I know, I know, some might disagree with me by telling me that “it's easier said than done” or “My child's mental health is more important then educating other kids who grow up ignorant or are bullies.”. But if we teach our children to:
1)Not tell us, or a teacher, that they are being bullied
2)That they are scared.
3)That they needed help
Then I promise, as stated above, this will start a pattern of a life time of self image problems. Alopecia is one of those things that doesn't go away and once you lose your hair, it can come and go all your life. One moment, your hair starts to grow back, the next moment, its gone again, or you get patches and you have one of three choices, either try to hide it, go around bald, or get a wig.

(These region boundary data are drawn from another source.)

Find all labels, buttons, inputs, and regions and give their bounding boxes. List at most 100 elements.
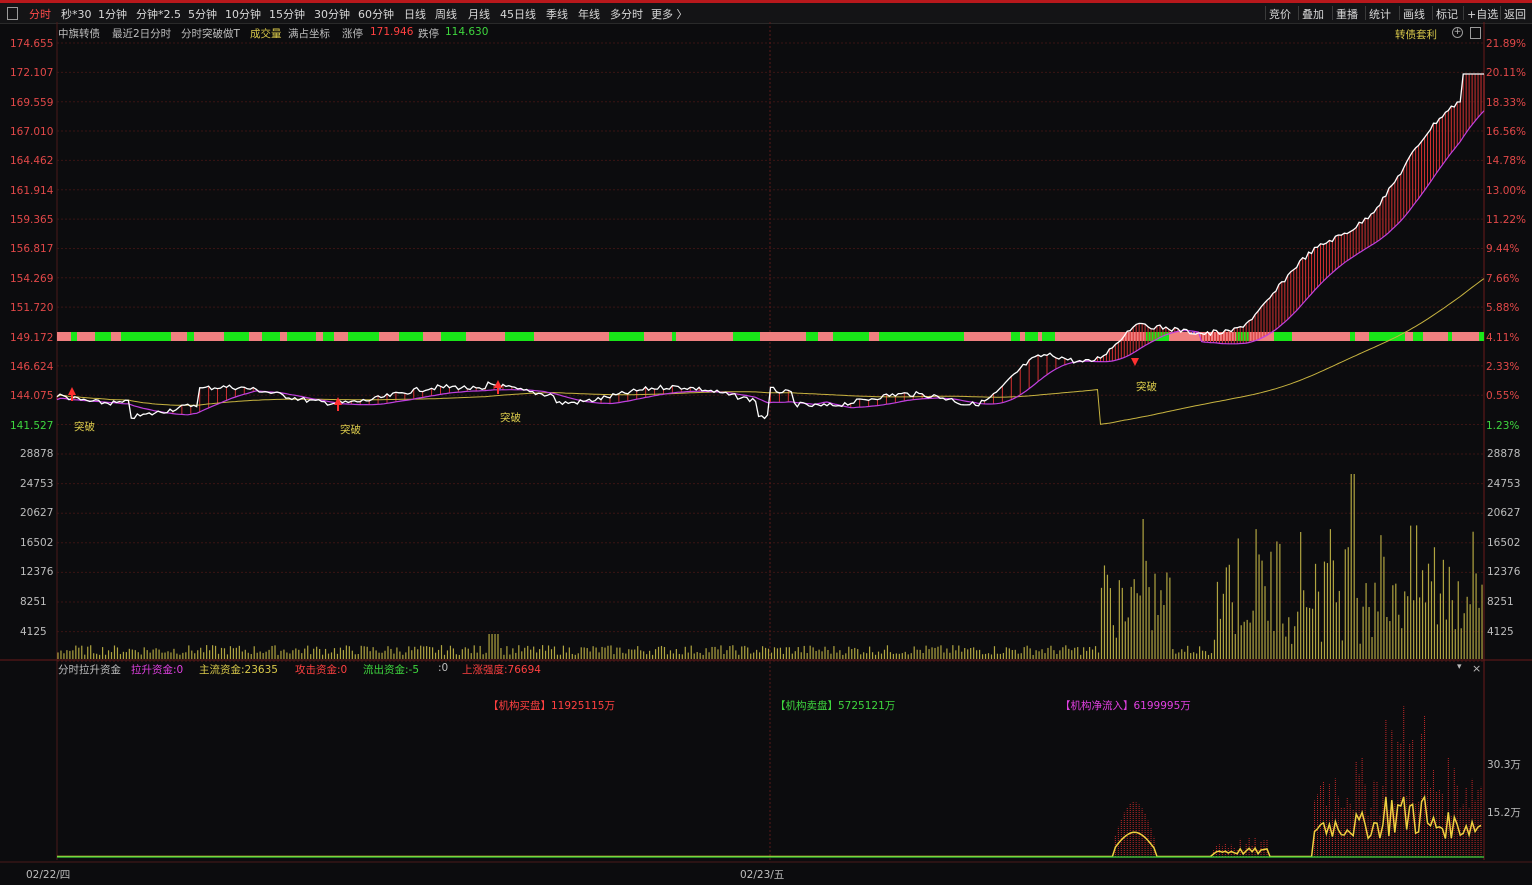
signal-block [218,332,224,341]
signal-block [981,332,992,341]
intraday-chart[interactable] [0,0,1532,885]
signal-block [733,332,756,341]
volume-axis-label: 28878 [20,448,54,460]
volume-axis-label: 20627 [20,507,54,520]
signal-block [855,332,869,341]
pct-axis-label: 2.33% [1486,360,1520,373]
signal-block [964,332,968,341]
signal-block [760,332,779,341]
signal-block [1479,332,1484,341]
signal-block [992,332,1011,341]
signal-block [1452,332,1460,341]
signal-block [727,332,733,341]
main-fund-line [57,794,1482,858]
signal-block [1292,332,1312,341]
signal-block [1055,332,1070,341]
signal-block [806,332,813,341]
chevron-down-icon[interactable]: ▾ [1457,662,1462,672]
signal-block [813,332,818,341]
signal-block [921,332,938,341]
signal-block [879,332,884,341]
signal-block [711,332,727,341]
signal-block [441,332,466,341]
signal-block [379,332,399,341]
signal-block [418,332,423,341]
signal-block [1085,332,1091,341]
date-label: 02/22/四 [26,869,71,881]
signal-block [672,332,676,341]
signal-block [1355,332,1369,341]
pct-axis-label: 16.56% [1486,126,1527,139]
volume-axis-label: 4125 [1487,625,1514,638]
volume-axis-label: 8251 [20,596,47,608]
signal-block [884,332,893,341]
signal-block [534,332,543,341]
signal-block [1369,332,1387,341]
volume-axis-label: 8251 [1487,596,1514,608]
signal-block [171,332,187,341]
pct-axis-label: 0.55% [1486,390,1520,403]
fund-flow-item: 攻击资金:0 [295,664,348,676]
signal-block [1405,332,1413,341]
signal-block [1070,332,1085,341]
signal-block [1236,332,1249,341]
signal-block [90,332,95,341]
signal-block [57,332,71,341]
volume-axis-label: 24753 [1487,477,1521,490]
price-axis-label: 156.817 [10,243,54,256]
signal-block [95,332,111,341]
signal-block [153,332,171,341]
signal-block [1091,332,1109,341]
signal-block [466,332,479,341]
inst-net-label: 【机构净流入】6199995万 [1060,700,1191,712]
volume-axis-label: 28878 [1487,448,1521,460]
signal-block [950,332,964,341]
signal-block [194,332,218,341]
signal-block [1423,332,1448,341]
breakout-label: 突破 [74,421,95,433]
signal-block [565,332,589,341]
breakout-label: 突破 [340,424,361,436]
price-axis-label: 146.624 [10,360,54,373]
signal-block [697,332,711,341]
price-axis-label: 167.010 [10,126,54,139]
lower-panel-title[interactable]: 分时拉升资金 [58,662,121,677]
signal-block [968,332,981,341]
volume-axis-label: 20627 [1487,507,1521,520]
signal-block [479,332,492,341]
pct-axis-label: 9.44% [1486,243,1520,256]
signal-block [833,332,855,341]
signal-block [287,332,300,341]
signal-block [339,332,348,341]
signal-block [779,332,797,341]
inst-buy-label: 【机构买盘】11925115万 [488,700,615,712]
volume-axis-label: 12376 [1487,566,1521,579]
signal-block [543,332,565,341]
signal-block [1020,332,1025,341]
signal-block [323,332,334,341]
price-axis-label: 169.559 [10,96,54,109]
signal-block [1274,332,1292,341]
pct-axis-label: 1.23% [1486,419,1520,432]
lower-axis-label: 30.3万 [1487,759,1521,771]
close-icon[interactable]: × [1472,662,1481,675]
fund-flow-item: 拉升资金:0 [131,664,184,676]
signal-block [1025,332,1030,341]
pct-axis-label: 13.00% [1486,184,1527,197]
signal-block [663,332,672,341]
signal-block [797,332,806,341]
signal-block [914,332,921,341]
signal-block [625,332,636,341]
pct-axis-label: 4.11% [1486,331,1520,344]
signal-block [334,332,339,341]
pct-axis-label: 7.66% [1486,272,1520,285]
lower-axis-label: 15.2万 [1487,807,1521,819]
fund-flow-item: :0 [438,662,449,674]
sell-arrow-icon [1131,358,1139,366]
signal-block [121,332,139,341]
fund-flow-item: 上涨强度:76694 [462,664,541,676]
pct-axis-label: 14.78% [1486,155,1527,168]
volume-axis-label: 16502 [1487,536,1521,549]
signal-block [1042,332,1055,341]
price-axis-label: 151.720 [10,302,54,315]
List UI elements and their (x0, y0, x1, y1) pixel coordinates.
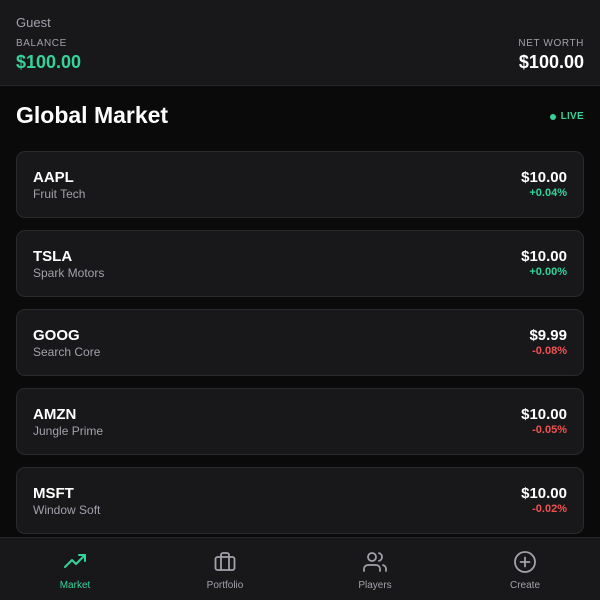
trending-up-icon (64, 554, 86, 568)
stock-company-name: Fruit Tech (33, 187, 86, 201)
stock-ticker: GOOG (33, 327, 80, 344)
nav-item-create[interactable]: Create (450, 538, 600, 600)
stock-change: -0.05% (532, 424, 567, 436)
nav-item-portfolio[interactable]: Portfolio (150, 538, 300, 600)
stock-card-aapl[interactable]: AAPL Fruit Tech $10.00 +0.04% (16, 151, 584, 218)
stock-ticker: MSFT (33, 485, 74, 502)
stock-change: -0.08% (532, 345, 567, 357)
net-worth-label: NET WORTH (518, 38, 584, 49)
nav-label-create: Create (509, 580, 540, 591)
stock-card-msft[interactable]: MSFT Window Soft $10.00 -0.02% (16, 467, 584, 534)
balance-value: $100.00 (16, 52, 82, 72)
bottom-nav: Market Portfolio Players Create (0, 537, 600, 600)
stock-ticker: AAPL (33, 169, 74, 186)
balance-block: BALANCE $100.00 (16, 38, 81, 73)
users-icon (363, 552, 387, 572)
nav-label-portfolio: Portfolio (206, 580, 244, 591)
net-worth-block: NET WORTH $100.00 (518, 38, 584, 73)
stock-ticker: AMZN (33, 406, 77, 423)
stock-ticker: TSLA (33, 248, 73, 265)
stock-price: $9.99 (529, 327, 567, 344)
stock-list: AAPL Fruit Tech $10.00 +0.04% TSLA Spark… (16, 151, 584, 546)
balance-label: BALANCE (16, 38, 67, 49)
stock-card-tsla[interactable]: TSLA Spark Motors $10.00 +0.00% (16, 230, 584, 297)
stock-change: -0.02% (532, 503, 567, 515)
stock-change: +0.00% (529, 266, 567, 278)
user-name: Guest (16, 15, 51, 30)
live-label: LIVE (560, 111, 584, 122)
stock-change: +0.04% (529, 187, 567, 199)
stock-company-name: Jungle Prime (33, 424, 104, 438)
account-header: Guest BALANCE $100.00 NET WORTH $100.00 (0, 0, 600, 86)
nav-item-market[interactable]: Market (0, 538, 150, 600)
stock-price: $10.00 (521, 248, 567, 265)
stock-card-amzn[interactable]: AMZN Jungle Prime $10.00 -0.05% (16, 388, 584, 455)
stock-price: $10.00 (521, 485, 567, 502)
stock-card-goog[interactable]: GOOG Search Core $9.99 -0.08% (16, 309, 584, 376)
briefcase-icon (214, 552, 236, 571)
page-title: Global Market (16, 102, 169, 128)
stock-company-name: Spark Motors (33, 266, 105, 280)
app: Guest BALANCE $100.00 NET WORTH $100.00 … (0, 0, 600, 600)
nav-label-players: Players (358, 580, 392, 591)
net-worth-value: $100.00 (518, 52, 584, 72)
stock-price: $10.00 (521, 169, 567, 186)
plus-circle-icon (514, 551, 536, 573)
nav-item-players[interactable]: Players (300, 538, 450, 600)
live-dot-icon (549, 113, 556, 120)
stock-price: $10.00 (521, 406, 567, 423)
live-indicator: LIVE (549, 111, 584, 122)
nav-label-market: Market (59, 580, 91, 591)
stock-company-name: Window Soft (33, 503, 101, 517)
stock-company-name: Search Core (33, 345, 101, 359)
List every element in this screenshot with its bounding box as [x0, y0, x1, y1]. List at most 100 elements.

But it doesn't stop with your kids. If you are truly involved with your kids' lives, then your kids shall never hear the following words uttered from your mouth..”Oh Susie, suck it up, they are only teasing you”.. or.. “look at me, I was teased in school and I turned out ok”. If you know there is even the smallest of problems, then as a parent you have an obligation of calling the school and being your child's voice. It is also the teacher's responsibility. If we all work together as a team (in a perfect world), then we can nip your child's nightmare in the butt.
But let's talk about the old days verses now. When I was in school, we did not have the internet, and had to rely on total communication not only with our parents, but with our school councilors, our churchs (pastors), and even our friends. If I was being teased or hurt at school, I would tell someone. Back then, it wasn't considered being a snitch (or at least where I came from in Massachusetts's it wasn't). I also had the type of parents who, although not overly protective to being unhealthy, did encourage open communication. My parents taught me cleaver ways of handling different situations, not by putting me in self defense classes, but other ways such as laughing at people who made fun of me. The reason for this little trick is that if I laughed with them, I took away their power to hurt me and rendered them unable to produce a joke or insult that was hurtful to me. Or another saying ”Hey, sorry you feel that way but you have a right to your opinion”. If that didn't work, we would get a school councilor involved or a teacher, and then onto the principle . I'm actually not sure how I would suggest to handle internet bullying as I don't have experience in that, except I know that in today's age, you can hide who you are by making fake profiles and that bullying has gotten far worse due to anonymity. They know that they most likely won't get caught unless the police get involved right away . They are doing it to either embarrass you or get a rise out of you. Teach your child to either not respond or make a joke back about the subject... TAKE AWAY THEIR POWER!!! Also, teach your child to keep records of things that are said on line and at school (almost like a bullying journal) but I still think the best way to avoid bullying is to put information on your child FB page about alopecia. Everything in me tells me that this is the best way to nip it in the bud.
Bullying has been in the national spot light for a while, not so much lately since current events such as the election and other things (if you know what I mean), but while I was doing my research for this blog, I read that bullying has been on the decline for about 4 years now (especially ages7-12) . This doesn't mean it doesn't happen, but in general, from what I'm reading, we are on the right track.
Educate your child... educate the school and teach your child to face their fears and handle bullies with humor or education, but don't let you child face this alone. Ask them if they are being teased about their wigs (or other things) and don't wait until it's too late.